No Surat : 593/226/BHDP/SKPT VI/2021 Atas Nama : Indrawana.
Dikeluarkan oleh pemerintah desa Bahodopi dengan tanda tangan H Majid sebagai kepala desa. Sedangkan sesuai aturan DPRD, Bupati serta Pemerintah Desa Bahadopi baru diresmikan secara administratif pada tahun 2022. Artinya SKPT tersebut didapatkan dengan cara tidak sesuai hukum yang berlaku.
Saat ini pihak ahli waris masih menduduki lahan tersebut namun sering diteror atau diganggu atau lebih konkritnya diusir secara kasar oleh orang-orang urusan maupun keluarga H Nasir.
Sebelum mengajukan gugatan ke PTUN Palu menurut keterangan ahli waris yang dihubungi, sebenarnya sudah beberapa kali ada upaya mediasi dari pihak Kades Bahadopi saat ini, tapi upaya tersebut selalu menemui jalan buntu.
Dan yang jadi pertanyaan yang tidak terjawab sampai saat ini adalah alasan H Nasir mengklaim lahan tersebut sebagai miliknya.

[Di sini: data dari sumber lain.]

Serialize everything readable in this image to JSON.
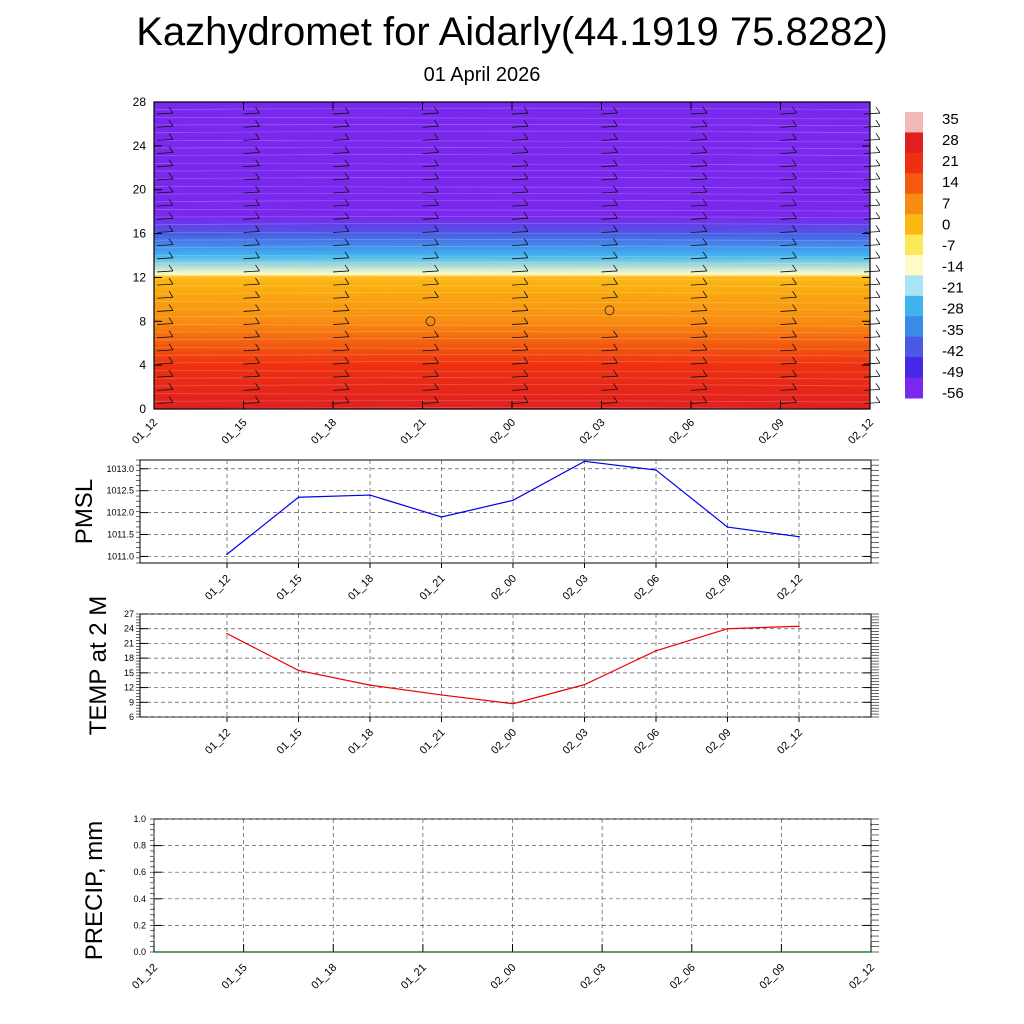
{
  "title": "Kazhydromet for Aidarly(44.1919 75.8282)",
  "date": "01 April 2026",
  "colors": {
    "pmsl_line": "#0000ee",
    "temp_line": "#ee0000",
    "precip_line": "#006400",
    "grid": "#555555"
  },
  "chart_data": [
    {
      "type": "heatmap",
      "name": "cross-section",
      "x_ticks": [
        "01_12",
        "01_15",
        "01_18",
        "01_21",
        "02_00",
        "02_03",
        "02_06",
        "02_09",
        "02_12"
      ],
      "y_ticks": [
        0,
        4,
        8,
        12,
        16,
        20,
        24,
        28
      ],
      "ylim": [
        0,
        28
      ],
      "colorbar_labels": [
        "35",
        "28",
        "21",
        "14",
        "7",
        "0",
        "-7",
        "-14",
        "-21",
        "-28",
        "-35",
        "-42",
        "-49",
        "-56"
      ],
      "colorbar_colors": [
        "#f3b8b8",
        "#e02020",
        "#ee3010",
        "#f55a10",
        "#f88c10",
        "#fbb810",
        "#fde85a",
        "#fefbc8",
        "#a8e4f4",
        "#40b4ee",
        "#3a8ae8",
        "#4a5ae4",
        "#4428e8",
        "#7a28ee"
      ],
      "value_profile": [
        {
          "height": 0,
          "value": 32
        },
        {
          "height": 4,
          "value": 24
        },
        {
          "height": 8,
          "value": 12
        },
        {
          "height": 12,
          "value": 0
        },
        {
          "height": 12.3,
          "value": -14
        },
        {
          "height": 14,
          "value": -26
        },
        {
          "height": 16,
          "value": -38
        },
        {
          "height": 17.5,
          "value": -50
        },
        {
          "height": 19,
          "value": -56
        },
        {
          "height": 28,
          "value": -58
        }
      ],
      "grid": false
    },
    {
      "type": "line",
      "name": "pmsl",
      "ylabel": "PMSL",
      "categories": [
        "01_12",
        "01_15",
        "01_18",
        "01_21",
        "02_00",
        "02_03",
        "02_06",
        "02_09",
        "02_12"
      ],
      "values": [
        1011.05,
        1012.35,
        1012.4,
        1011.9,
        1012.28,
        1013.17,
        1012.97,
        1011.67,
        1011.45
      ],
      "y_ticks": [
        "1011.0",
        "1011.5",
        "1012.0",
        "1012.5",
        "1013.0"
      ],
      "ylim": [
        1010.85,
        1013.2
      ],
      "grid": true
    },
    {
      "type": "line",
      "name": "temp",
      "ylabel": "TEMP at 2 M",
      "categories": [
        "01_12",
        "01_15",
        "01_18",
        "01_21",
        "02_00",
        "02_03",
        "02_06",
        "02_09",
        "02_12"
      ],
      "values": [
        23.0,
        15.5,
        12.5,
        10.5,
        8.7,
        12.6,
        19.5,
        24.0,
        24.5
      ],
      "y_ticks": [
        "6",
        "9",
        "12",
        "15",
        "18",
        "21",
        "24",
        "27"
      ],
      "ylim": [
        6,
        27
      ],
      "grid": true
    },
    {
      "type": "line",
      "name": "precip",
      "ylabel": "PRECIP, mm",
      "categories": [
        "01_12",
        "01_15",
        "01_18",
        "01_21",
        "02_00",
        "02_03",
        "02_06",
        "02_09",
        "02_12"
      ],
      "values": [
        0,
        0,
        0,
        0,
        0,
        0,
        0,
        0,
        0
      ],
      "y_ticks": [
        "0.0",
        "0.2",
        "0.4",
        "0.6",
        "0.8",
        "1.0"
      ],
      "ylim": [
        0,
        1
      ],
      "grid": true
    }
  ]
}
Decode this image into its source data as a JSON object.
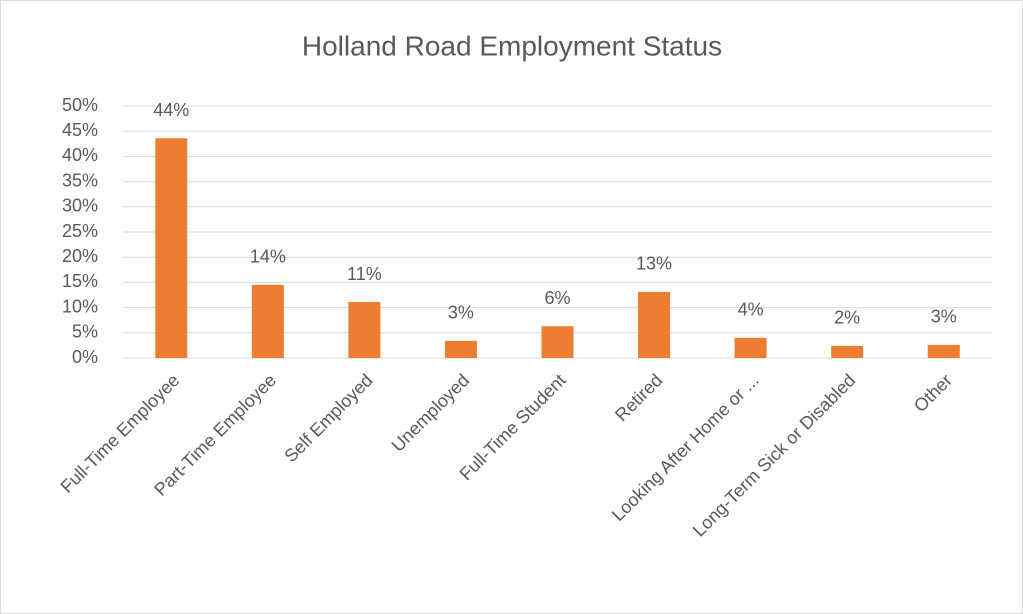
{
  "chart_data": {
    "type": "bar",
    "title": "Holland Road Employment Status",
    "categories": [
      "Full-Time Employee",
      "Part-Time Employee",
      "Self Employed",
      "Unemployed",
      "Full-Time Student",
      "Retired",
      "Looking After Home or ...",
      "Long-Term Sick or Disabled",
      "Other"
    ],
    "values": [
      43.6,
      14.5,
      11.1,
      3.4,
      6.3,
      13.1,
      4.0,
      2.4,
      2.6
    ],
    "value_labels": [
      "44%",
      "14%",
      "11%",
      "3%",
      "6%",
      "13%",
      "4%",
      "2%",
      "3%"
    ],
    "color": "#ed7d31",
    "ylim": [
      0,
      50
    ],
    "yticks": [
      {
        "value": 0,
        "label": "0%"
      },
      {
        "value": 5,
        "label": "5%"
      },
      {
        "value": 10,
        "label": "10%"
      },
      {
        "value": 15,
        "label": "15%"
      },
      {
        "value": 20,
        "label": "20%"
      },
      {
        "value": 25,
        "label": "25%"
      },
      {
        "value": 30,
        "label": "30%"
      },
      {
        "value": 35,
        "label": "35%"
      },
      {
        "value": 40,
        "label": "40%"
      },
      {
        "value": 45,
        "label": "45%"
      },
      {
        "value": 50,
        "label": "50%"
      }
    ],
    "grid": true
  }
}
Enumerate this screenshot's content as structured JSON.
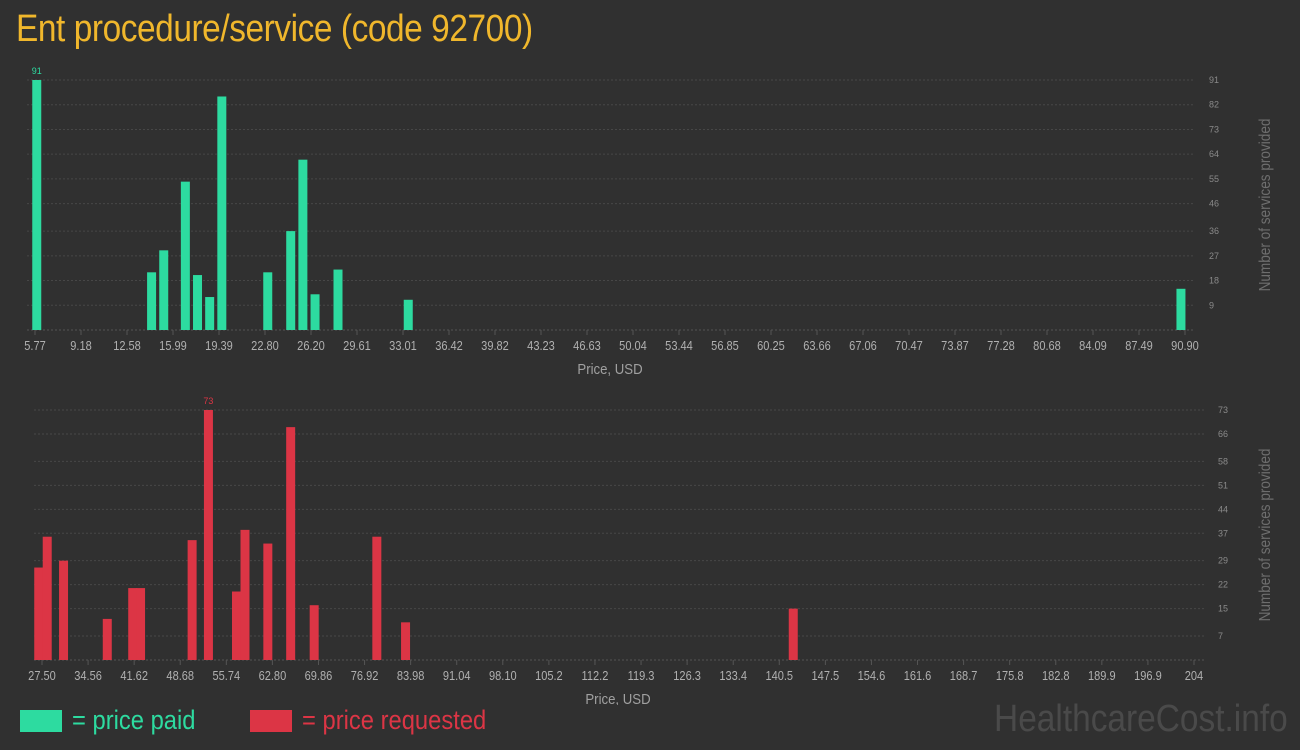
{
  "title": "Ent procedure/service (code 92700)",
  "watermark": "HealthcareCost.info",
  "legend": [
    {
      "label": "= price paid",
      "color": "#2ddba0"
    },
    {
      "label": "= price requested",
      "color": "#dc3545"
    }
  ],
  "chart_data": [
    {
      "type": "bar",
      "series_name": "price paid",
      "color": "#2ddba0",
      "xlabel": "Price, USD",
      "ylabel": "Number of services provided",
      "x_ticks": [
        "5.77",
        "9.18",
        "12.58",
        "15.99",
        "19.39",
        "22.80",
        "26.20",
        "29.61",
        "33.01",
        "36.42",
        "39.82",
        "43.23",
        "46.63",
        "50.04",
        "53.44",
        "56.85",
        "60.25",
        "63.66",
        "67.06",
        "70.47",
        "73.87",
        "77.28",
        "80.68",
        "84.09",
        "87.49",
        "90.90"
      ],
      "y_ticks": [
        "9",
        "18",
        "27",
        "36",
        "46",
        "55",
        "64",
        "73",
        "82",
        "91"
      ],
      "xlim": [
        5.77,
        90.9
      ],
      "ylim": [
        0,
        91
      ],
      "max_label": "91",
      "bars": [
        {
          "x": 5.9,
          "y": 91
        },
        {
          "x": 14.4,
          "y": 21
        },
        {
          "x": 15.3,
          "y": 29
        },
        {
          "x": 16.9,
          "y": 54
        },
        {
          "x": 17.8,
          "y": 20
        },
        {
          "x": 18.7,
          "y": 12
        },
        {
          "x": 19.6,
          "y": 85
        },
        {
          "x": 23.0,
          "y": 21
        },
        {
          "x": 24.7,
          "y": 36
        },
        {
          "x": 25.6,
          "y": 62
        },
        {
          "x": 26.5,
          "y": 13
        },
        {
          "x": 28.2,
          "y": 22
        },
        {
          "x": 33.4,
          "y": 11
        },
        {
          "x": 90.6,
          "y": 15
        }
      ]
    },
    {
      "type": "bar",
      "series_name": "price requested",
      "color": "#dc3545",
      "xlabel": "Price, USD",
      "ylabel": "Number of services provided",
      "x_ticks": [
        "27.50",
        "34.56",
        "41.62",
        "48.68",
        "55.74",
        "62.80",
        "69.86",
        "76.92",
        "83.98",
        "91.04",
        "98.10",
        "105.2",
        "112.2",
        "119.3",
        "126.3",
        "133.4",
        "140.5",
        "147.5",
        "154.6",
        "161.6",
        "168.7",
        "175.8",
        "182.8",
        "189.9",
        "196.9",
        "204"
      ],
      "y_ticks": [
        "7",
        "15",
        "22",
        "29",
        "37",
        "44",
        "51",
        "58",
        "66",
        "73"
      ],
      "xlim": [
        27.5,
        204
      ],
      "ylim": [
        0,
        73
      ],
      "max_label": "73",
      "bars": [
        {
          "x": 27.0,
          "y": 27
        },
        {
          "x": 28.3,
          "y": 36
        },
        {
          "x": 30.8,
          "y": 29
        },
        {
          "x": 37.5,
          "y": 12
        },
        {
          "x": 41.4,
          "y": 21
        },
        {
          "x": 42.6,
          "y": 21
        },
        {
          "x": 50.5,
          "y": 35
        },
        {
          "x": 53.0,
          "y": 73
        },
        {
          "x": 57.3,
          "y": 20
        },
        {
          "x": 58.6,
          "y": 38
        },
        {
          "x": 62.1,
          "y": 34
        },
        {
          "x": 65.6,
          "y": 68
        },
        {
          "x": 69.2,
          "y": 16
        },
        {
          "x": 78.8,
          "y": 36
        },
        {
          "x": 83.2,
          "y": 11
        },
        {
          "x": 142.6,
          "y": 15
        }
      ]
    }
  ]
}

Disebabkan setiap kali pertemuan pernyataan H Nasir sering berubah.
Mediasi pertama dia mengatakan ayah kalian ada utang jadi semua lahannya saya sita. Mediasi berikutnya, alasan mengklaim lahan karena lahan tersebut sudah beli dari Haris Purnomo pada tahun 1998. Padahal nyatanya Haris Purnomo meninggal tahun 1996 pernyataan ini di depan Bakri, Kepala desa Bahodopi saat ini. Belakangan Haji Nasir mengklaim kalau lahan ini dia dapat dengan cara dia kelola langsung.
Karena mediasi selalu menemui jalan buntu, akhirnya kasus ini sampai berlarut-larut dan istri almarhum Haris Purnomo ibu Nurhayati yang sudah sepuh berusia 75 tahun sering mendapat panggilan baik dari oknum Polsek Bahadopi ataupun Polda Sulawesi Tengah untuk menyelesaikan urusan dengan H Nasir.